Shivers of something akin to pleasure tingled her spine. Intuition told Annie that Zach was glad for the excuse to linger. Of course, he might welcome a chance to view what he was supposed to be purchasing, Annie reminded herself.

She stood up and walked out of the kitchen. A wave of self-consciousness swept over her when Zach followed. Did he find her appealing at all? Was she too tall and lanky, her hair and skin too dark to suit him? Or did he feel the same tightly triggered response she did whenever they stood close enough to touch?

Walking onto the porch, she held the screened door open, allowing him to pass by her. His hard-packed physique brushed her arm, and the scent of an enticing, musky aftershave made her mouth go dry. Annie slowly let the door close, with the sharp recognition that part of the reason she was lapping up this man’s sex appeal like a starving kitten lapping milk was the fact that there weren’t many men like him in Desperado. Most of the men from around here were good ol’ boys, with no more sophistication than the cows they raised. Zach had a keen intellect, she sensed, sharpening it to manipulate people into doing what he wanted them to do.

And while nice enough, the males in Desperado who weren’t already married were a picked-over lot, too—although that wouldn’t have mattered if she’d had a mind toward marrying again. The major problem was she’d grown up with these folks, learned her letters in school with them and outrun them during recess. She felt sisterly toward the men she knew. Zach raised a different kind of emotion in her altogether.

He stepped off the porch, cursing when the snake flicked a maraca-rattle warning at him. Annie smiled as he strode away from the wooden box and turned to wait on her.

“What are you going to do with that damn thing, anyway?” Zach asked sharply when she reached his side.

She laughed at him and received a grim smile in return. Tossing a casual wave at her father and Mary, Annie turned toward an open field, lightly touching Zach’s arm to guide him. “There’s a man in town who buys rattlesnakes. I’ll call him to come pick it up tomorrow.”

“It’s hard to imagine why someone would collect rattlesnakes.”

The muscles in his arm had bunched at her touch, and Annie withdrew her hand reluctantly. It felt so good to have this handsome man’s attention to herself—even if it was just for an hour. “Crazy Cody has several markets for snakes, with more demand than he can usually satisfy,” she replied absently, her mind on the man beside her, whose long stride, she noticed, matched perfectly with hers. “The university can use them for research. Medical laboratories need the venom for making antidote to snakebite.”

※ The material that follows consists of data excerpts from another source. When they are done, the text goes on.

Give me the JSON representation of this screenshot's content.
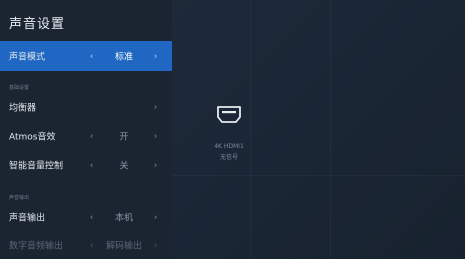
{
  "panel": {
    "title": "声音设置"
  },
  "rows": {
    "sound_mode": {
      "label": "声音模式",
      "value": "标准"
    },
    "equalizer": {
      "label": "均衡器"
    },
    "atmos": {
      "label": "Atmos音效",
      "value": "开"
    },
    "smart_volume": {
      "label": "智能音量控制",
      "value": "关"
    },
    "sound_output": {
      "label": "声音输出",
      "value": "本机"
    },
    "digital_audio_output": {
      "label": "数字音频输出",
      "value": "解码输出"
    }
  },
  "sections": {
    "basic": "基础设置",
    "output": "声音输出"
  },
  "arrows": {
    "left": "‹",
    "right": "›"
  },
  "source": {
    "icon": "hdmi-port-icon",
    "name": "4K HDMI1",
    "status": "无信号"
  },
  "colors": {
    "accent": "#1f67c3",
    "panel_bg": "#1b2532",
    "background": "#1a2433"
  }
}
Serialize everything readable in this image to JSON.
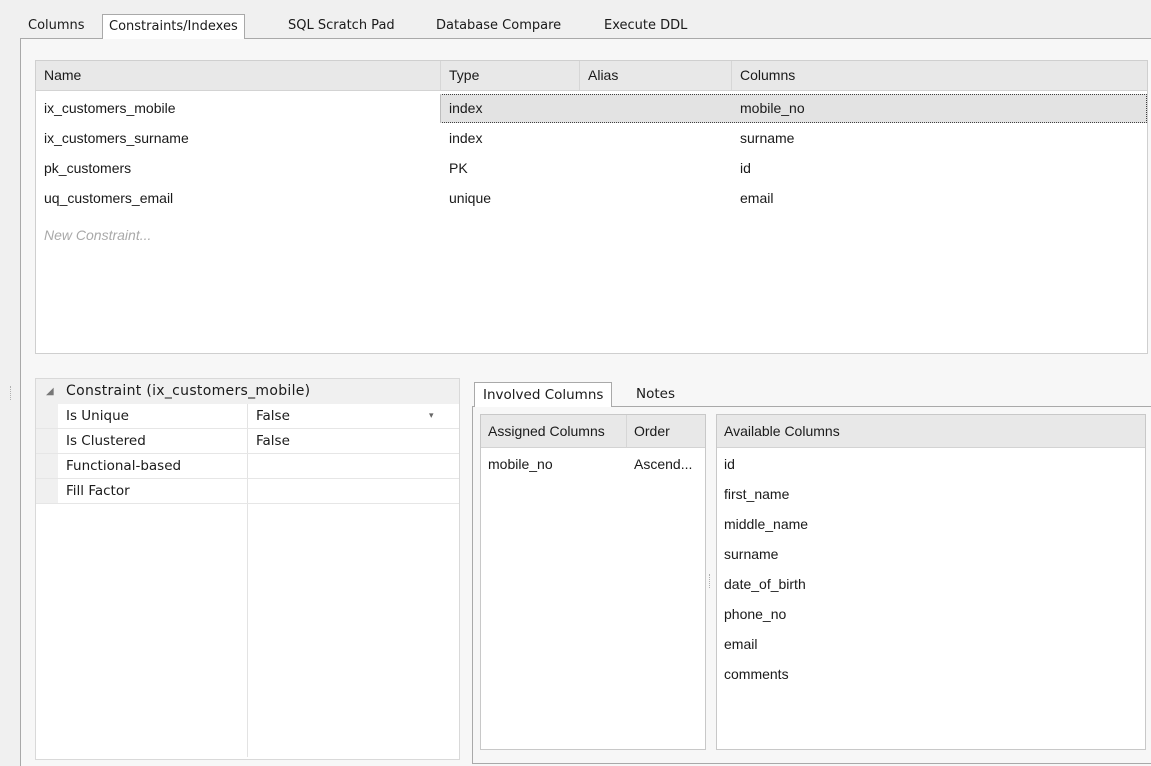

They stopped walking at the edge of a cornfield, which began maybe five hundred yards from the house. Zach gazed down at her, and Annie’s heart beat a little faster. The scent of sun-warmed man reached her, filling her with body-aching desire.

“Good for Crazy Cody. But why do you have to catch them?”

Did the gruff tone of his voice imply he was worried about her safety? A thrill ran over her at the thought, and she smiled into his eyes. “The money comes in handy,” she said simply. “And I like to keep them off the land, anyway. I worry about Mary getting bitten.”

Zach’s lips tightened, and Annie realized she’d given him the perfect opportunity to drive in another reason why she should sell her land. Not for a moment did she give Zach any credit for his self-control. Something told her he was merely waiting for the right, most ripe moment to make his case again.